In deze zaak heeft de kantonrechter van de Rechtbank Noord-Holland, locatie Haarlem, op 13 april 2022 een tussenuitspraak gedaan in een civiele procedure tussen de rechtspersoon Yunling Electric & Technology Co. Ltd, gevestigd in China, en The Good Products B.V., gevestigd in Nederland. Yunling heeft een vordering ingesteld tegen The Good Products wegens een openstaande schuld van € 11.648,20, die voortvloeit uit een samenwerkingsovereenkomst met Service Points. De kantonrechter heeft vastgesteld dat Yunling de juiste eisende partij is, ondanks dat er enige onduidelijkheid bestond over de rol van Service Points in deze zaak. De kantonrechter heeft de eisende partij, Yunling, in de gelegenheid gesteld om bewijs te leveren van de hoogte van de vordering, aangezien The Good Products de hoogte van de vordering betwist. De kantonrechter heeft de zaak aangehouden voor bewijslevering en verdere beoordeling. De uitspraak benadrukt de noodzaak voor partijen om duidelijkheid te scheppen over hun onderlinge afspraken en de bewijsvoering in civiele procedures.

Uitspraak

RECHTBANK NOORD-HOLLAND

Handel, Kanton en Insolventie
locatie Haarlem
Zaaknr./rolnr.: 9528720 \ CV EXPL 21-7514
Uitspraakdatum: 13 april 2022
Tussenvonnis van de kantonrechter in de zaak van:
de rechtspersoon naar buitenlands recht
Yunling Electric & Technology Co.Ltd
gevestigd te Dongguan City (China)
eiseres
verder te noemen: Yunling
gemachtigde: Juristu Incassodiensten B.V.
procesgemachtigde: P. de Ruijter
tegen
de besloten vennootschap
The Good Products B.V.
gevestigd te Haarlem en kantoorhoudende te Amsterdam
gedaagde
verder te noemen: The Good Products
gemachtigde: mr. M.I. Westerbeek-Ovink

1.Het procesverloop

1.1.
Yunling heeft bij dagvaarding van 26 oktober 2021 een vordering tegen The Good Products ingesteld. The Good Products heeft schriftelijk geantwoord.
1.2.
Op 21 januari 2022 heeft een zitting plaatsgevonden. De griffier heeft aantekeningen gemaakt van wat partijen ter toelichting van hun standpunten naar voren hebben gebracht.
1.3.
De zaak is vervolgens verwezen naar de rol van 16 februari 2022 voor akte uitlating partijen omtrent de verdere voortzetting van de zaak. Bij e-mail van 16 februari 2022 heeft The Good Products de kantonrechter verzocht om vonnis te wijzen.
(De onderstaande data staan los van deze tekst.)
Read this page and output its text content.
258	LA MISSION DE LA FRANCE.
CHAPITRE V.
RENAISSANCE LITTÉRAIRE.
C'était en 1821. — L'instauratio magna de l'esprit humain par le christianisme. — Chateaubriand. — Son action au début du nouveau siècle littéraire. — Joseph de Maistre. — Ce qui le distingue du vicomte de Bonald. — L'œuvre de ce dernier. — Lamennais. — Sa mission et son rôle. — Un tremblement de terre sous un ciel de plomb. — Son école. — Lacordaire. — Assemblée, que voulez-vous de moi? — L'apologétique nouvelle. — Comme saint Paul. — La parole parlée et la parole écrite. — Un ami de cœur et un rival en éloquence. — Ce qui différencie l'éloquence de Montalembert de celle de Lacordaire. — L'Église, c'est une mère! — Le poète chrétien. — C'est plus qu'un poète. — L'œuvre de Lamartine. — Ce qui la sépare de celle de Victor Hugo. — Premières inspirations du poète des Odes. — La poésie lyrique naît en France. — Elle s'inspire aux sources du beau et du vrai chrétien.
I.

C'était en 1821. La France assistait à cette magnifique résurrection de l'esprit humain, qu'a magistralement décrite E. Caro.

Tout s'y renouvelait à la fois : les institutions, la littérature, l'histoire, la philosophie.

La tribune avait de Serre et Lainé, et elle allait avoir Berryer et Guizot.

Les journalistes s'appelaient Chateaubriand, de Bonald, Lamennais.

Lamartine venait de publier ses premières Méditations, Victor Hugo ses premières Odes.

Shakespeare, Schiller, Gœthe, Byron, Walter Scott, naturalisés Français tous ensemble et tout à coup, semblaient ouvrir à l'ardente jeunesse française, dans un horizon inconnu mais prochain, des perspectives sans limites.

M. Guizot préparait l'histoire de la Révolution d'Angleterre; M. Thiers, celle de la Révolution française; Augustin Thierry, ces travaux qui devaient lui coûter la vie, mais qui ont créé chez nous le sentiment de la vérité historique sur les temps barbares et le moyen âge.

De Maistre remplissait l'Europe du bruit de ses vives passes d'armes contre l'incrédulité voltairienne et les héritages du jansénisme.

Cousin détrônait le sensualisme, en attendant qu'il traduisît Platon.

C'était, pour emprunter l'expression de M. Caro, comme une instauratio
Yunling heeft geen akte meer genomen.

2.De feiten

2.1.
The Good Products verkoopt op haar website(s) verschillende producten.
2.2.
Op 26 november 2020 heeft The Good Products een samenwerkingsovereenkomst gesloten met Service Points (mede handelend onder de naam Goodiefix). Op grond hiervan hebben The Good Products en Service Points tot eind januari 2021 zaken met elkaar gedaan. Service Points fungeerde daarbij als Nederlandse contactpersoon tussen Yunling en The Good Products. Yunling leverde producten die werden verkocht op de website van The Good Products.
2.3.
The Good Products stemde met Service Points af welke producten, afkomstig van Yunling, zij wilde aanbieden aan haar klanten. Service Points vulde vervolgens de prijs van de desbetreffende producten in op een Excellijst. The Good Products gaf vervolgens in de Excellijst met een ‘yes’ of ‘no’ aan of orders verwerkt konden worden.
2.4.
Tussen 9 februari 2021 en 13 april 2021 hebben The Good Products en Service Points veelvuldig via Whatsapp contact gehad over het betalen van ‘de leverancier’.
2.5.
Bij brief van 19 april 2021 heeft de gemachtigde van Yunling, onder meer, geschreven:

(…) Goodiefix te Echt, heeft ons een vordering ter hand gesteld ontstaan uit een openstaande vordering. (…)
Thans delen wij u mede dat wij u namens Goodiefix ingebreke stellen. (…)
2.6.
The Good Products heeft hierop bij e-mail van 19 april 2021 als volgt gereageerd:

(…) U geeft aan dat wij een openstaande bedrag hebben van 11.648,20 (ex invordering kosten) Wij zijn het niet eens met deze vordering.
Kunt u aantonen dat dit bedrag is gebaseerd op producten die zijn gestuurd voor een van de webshops die onder ons vallen? Zo ja. Dan zie ik deze stukken graag tegemoet.
Wij kunnen aantonen dat wij meermaals hebben aangegeven te stoppen met het verwerken van de producten ivm de slechte communicatie omtrent de inkoop prijzen. Waarna alsnog (zonder onze toezegging) geen gehoor werd gegeven aan onze opdracht om het doorvoeren van de verkoop orders te staken. (…)
2.7.
De gemachtigde van Yunling heeft hierop bij e-mail van 12 mei 2021 verwezen naar stukken.
2.8.
De gemachtigde van The Good Products heeft vervolgens bij brief van 1 juni dan wel 11 juni 2021 als volgt gereageerd:

(…) Cliënt heeft een aantal websites, waarop zij verschillende soorten producten te koop aanbiedt en deze vervolgens betrekt bij een (Chinese) leverancier. (…)
Reeds in december 2020 (zie bijgaande WhatsApp gesprekken) geeft cliënt aan dat de orders veel duurder zijn dan partijen onderling hadden afgesproken. Zo waren er meerdere orders waarbij een aanbieding was afgesproken van 1+1 gratis, maar deze aanbieding niet verwerkt werd, waardoor soms de inkoopprijs zelfs hoger werd dan de verkoopprijs. Service Points erkent in de WhatsApp gesprekken dat dit niet de bedoeling is. Tevens geeft Service Points aan dat cliënt toegang zal krijgen tot een digitale portal, waarop zij alle verwerkte orders, prijzen en nieuwe orders zelf kan zien. Deze toegang is er echter tot op heden niet gekomen.
Cliënt geeft meerdere malen aan dat orders alleen verwerkt mogen worden op het moment dat er overeenstemming is over de hoeveelheden, de prijs en de kwaliteit en nadat zij hiervoor akkoord heeft gegeven.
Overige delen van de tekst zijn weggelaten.